Casual sesión fotográfica como modelo específico válido para una causa noble. Toma su vehículo. Sube la cima, entra en el túnel, sale, entra en otro, sale, y oleada a oleada brota al fondo el mar, intenso placer imaginado. Accedió Luján al interior del estudio sin saludo, sin tocar manos, sin miradas, sin conversaciones, con miedo y esta sentencia:
—No quiero que mi cara pueda reconocerse—y la buena profesional, Laia Abril*, contesta:
—No te preocupes. Pon la ropa por ahí.
La sesión empieza tensa, difícil, negativa la luz, sombras difusas, color pálido y gris depresivo. Llevan casi una hora de acá para allá, forzando la falta de rostro, cortando perfiles en ángulos no posibles, borrando ingles interminables, cubriendo formas alteradas.
Entre ida y vuelta detiene Luján su mirada en la foto de un chaval sin expresión que observa la calle tras un ventanal. Y ya no puede más. Ya no oye nada. Cae sobre las rodillas, se cubre el rostro, brazos cruzados arañando el torso, clava los codos en el suelo mientras abraza, oprime y sacude su cerebro contra el suelo.

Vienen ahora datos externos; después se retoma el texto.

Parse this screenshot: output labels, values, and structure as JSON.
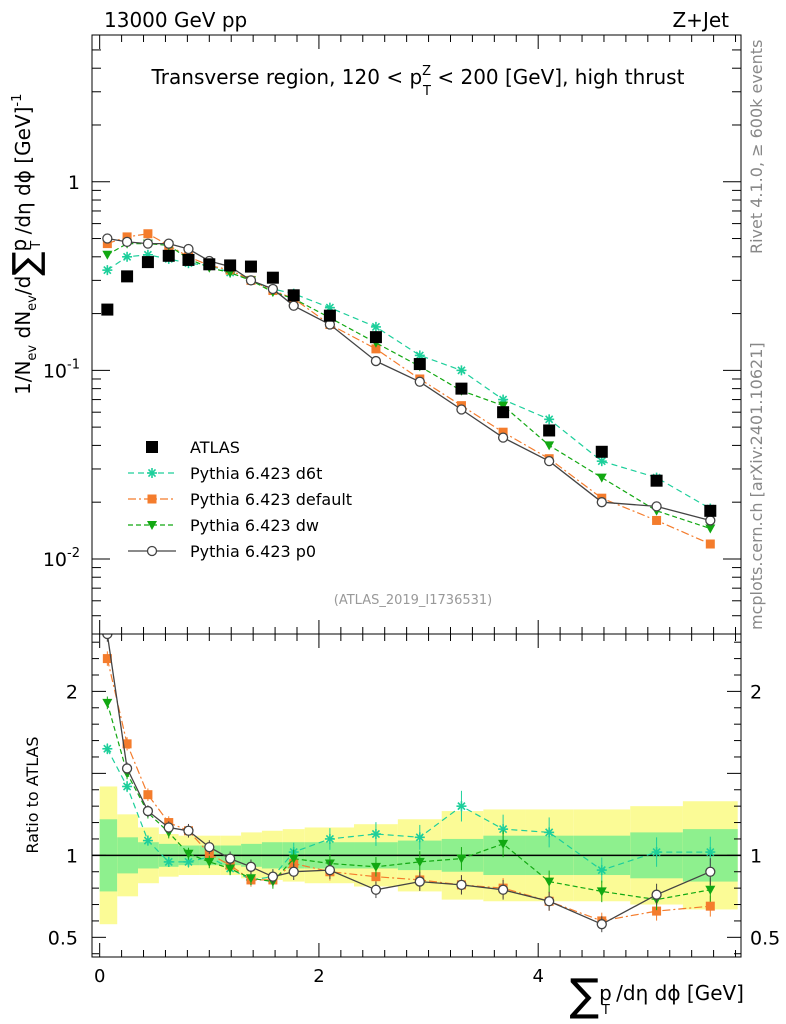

No siente si su sexo es libro abierto o gusano inmerso en carroñas, porque lo apretuja y extrae cuando se desploma sobre un lado. Las costillas dramatizan la luz, se inca brusca la cadera, las vértebras abemolan su teclado ambivalente mientras sus piernas y brazos resecos anticipan el trance de una dolencia obstinada.
Sus todos son solo huesos y piel lunática e hidrópica que sorbe llantos.

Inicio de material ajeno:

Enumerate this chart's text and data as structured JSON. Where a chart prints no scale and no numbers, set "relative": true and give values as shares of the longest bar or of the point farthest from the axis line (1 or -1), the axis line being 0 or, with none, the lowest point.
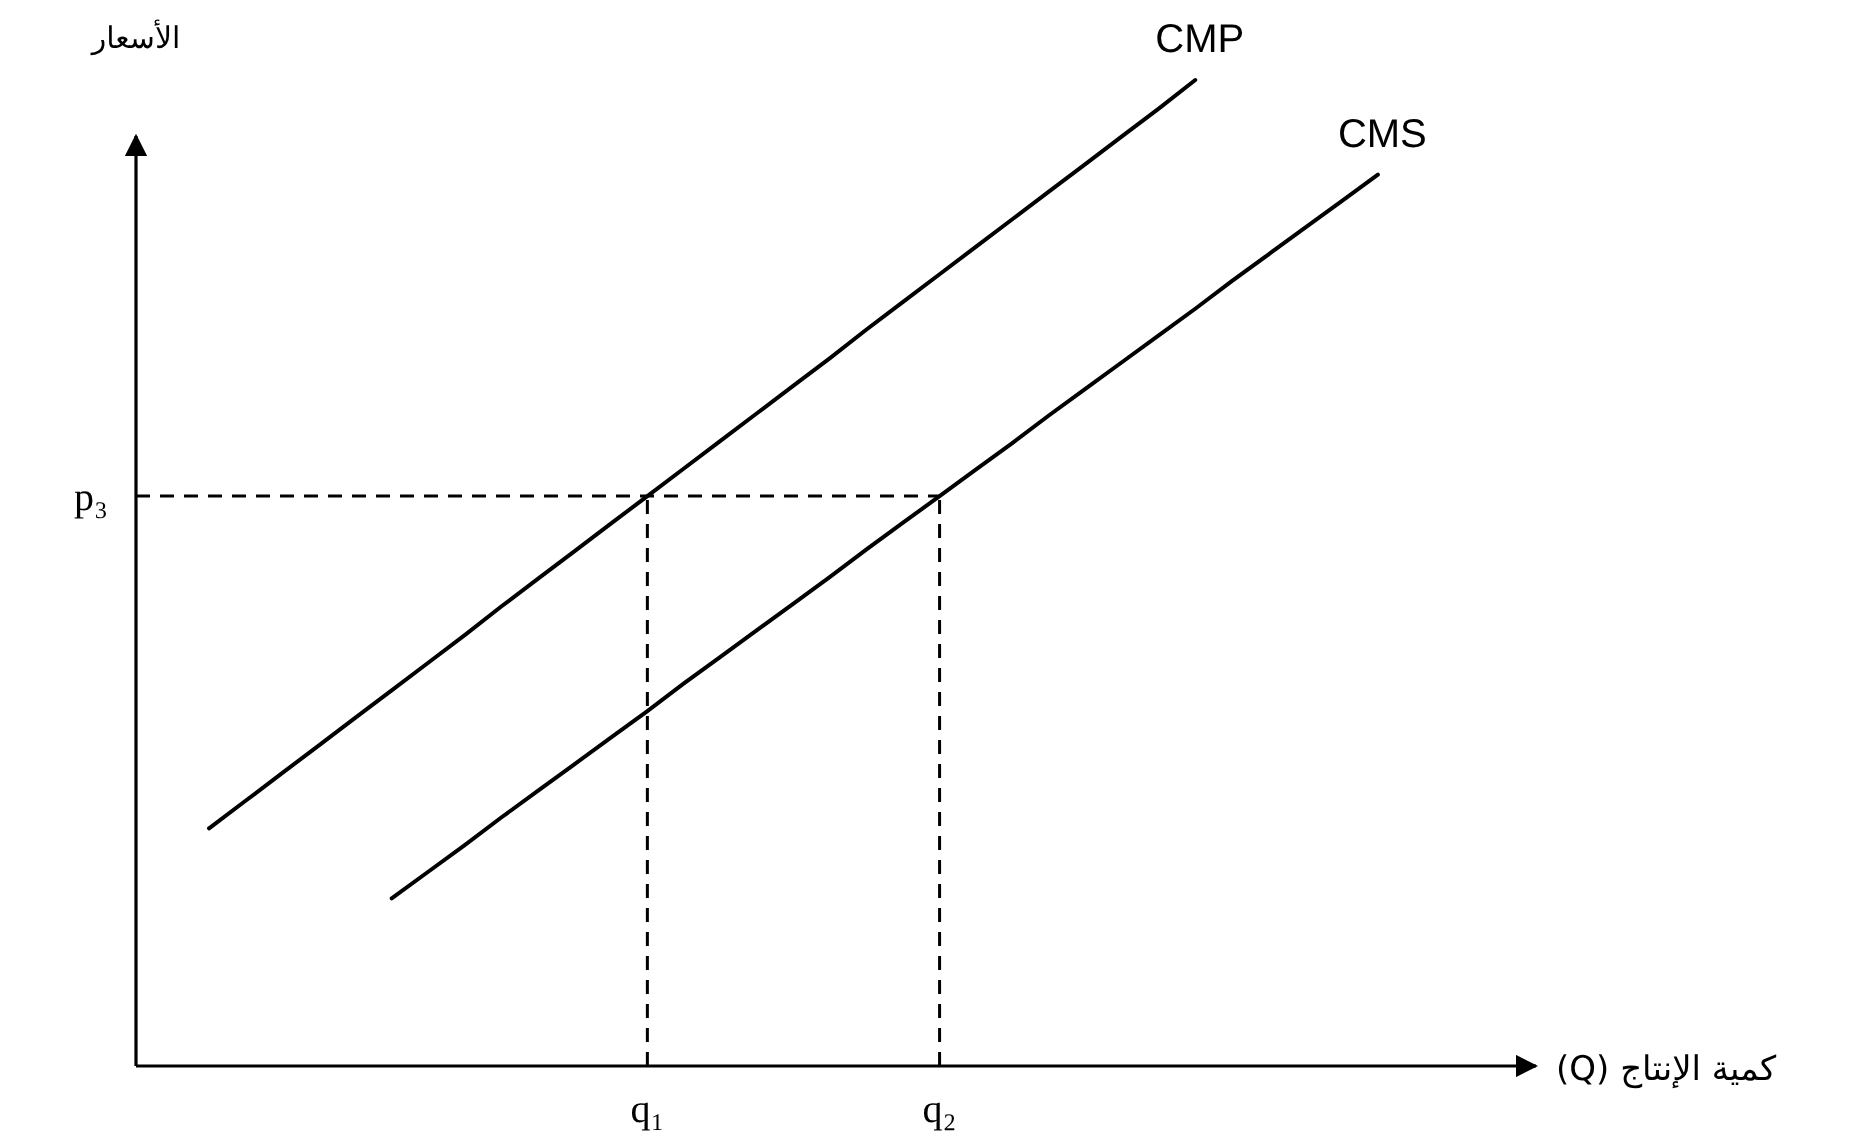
{
  "chart_data": {
    "type": "line",
    "relative": true,
    "xlabel": "كمية الإنتاج (Q)",
    "ylabel": "الأسعار",
    "grid": false,
    "legend": false,
    "marker": "none",
    "categories": [
      null,
      null,
      null,
      null,
      null,
      null,
      null,
      null,
      null,
      null,
      null,
      null,
      null,
      null,
      "q₁",
      null,
      null,
      null,
      null,
      null,
      null,
      null,
      "q₂",
      null,
      null,
      null,
      null,
      null,
      null,
      null,
      null,
      null,
      null,
      null,
      null,
      null,
      null,
      null,
      null
    ],
    "ref_lines": [
      {
        "axis": "y",
        "value": 0.578,
        "label": "p₃",
        "line_style": "dashed",
        "color": "#000000"
      },
      {
        "axis": "x",
        "value": "q₁",
        "line_style": "dashed",
        "color": "#000000"
      },
      {
        "axis": "x",
        "value": "q₂",
        "line_style": "dashed",
        "color": "#000000"
      }
    ],
    "series": [
      {
        "name": "CMP",
        "color": "#000000",
        "values": [
          null,
          null,
          0.241,
          0.269,
          0.297,
          0.325,
          0.353,
          0.381,
          0.409,
          0.437,
          0.466,
          0.494,
          0.522,
          0.55,
          0.578,
          0.606,
          0.634,
          0.662,
          0.69,
          0.718,
          0.747,
          0.775,
          0.803,
          0.831,
          0.859,
          0.887,
          0.915,
          0.943,
          0.971,
          1,
          null,
          null,
          null,
          null,
          null,
          null,
          null,
          null,
          null
        ]
      },
      {
        "name": "CMS",
        "color": "#000000",
        "values": [
          null,
          null,
          null,
          null,
          null,
          null,
          null,
          0.17,
          0.197,
          0.224,
          0.252,
          0.279,
          0.306,
          0.333,
          0.36,
          0.388,
          0.415,
          0.442,
          0.469,
          0.496,
          0.524,
          0.551,
          0.578,
          0.605,
          0.632,
          0.66,
          0.687,
          0.714,
          0.741,
          0.768,
          0.796,
          0.823,
          0.85,
          0.877,
          0.904,
          null,
          null,
          null,
          null
        ]
      }
    ]
  }
}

Y ya viene dipsómana entre plumas.
Fetal viene la catatonia a devolverle la razón,
para sumirse en un relax,
con una mano vuelta
pulsando junto a sus ojos
espasmos en aire.
Registrando vagamente el suelo
y la urdimbre madre de la alfombra;
embeleso de detalles
en un tiempo sin fronteras.
Y el sonido vuelve, poco a poco. Click, click, click. Ya todas son buenas.
—¡¡FABULOSO!!"—Click, click.—¿Cómo se te ha ocurrido?—Luján no responde. Un zombi que se levanta. Click, click. Dramática, Mila Kunis de rímel borracho.
—¡No, espera!—Click. Se cubre torpe, el hombro por el brazo, comicidad leve, el cuello vuelto, la ropa interior asoma torcida. Click, click.
—¿En qué pensabas?—Click. Con oculta ceguera busca el zapato.—¿Ha sido la foto del chico?—Click. Salir. Marchar sin decir ni escuchar.
Gira el manillar desconchado y tira de esa puerta que piensa repintada, realquilada, caída, sucia, gastada, hueca, barata, insegura, antigua y baja, chirriante, con agujero de mirilla sin mirilla, denunciable, insolente, incendiable o pateable. Click, click.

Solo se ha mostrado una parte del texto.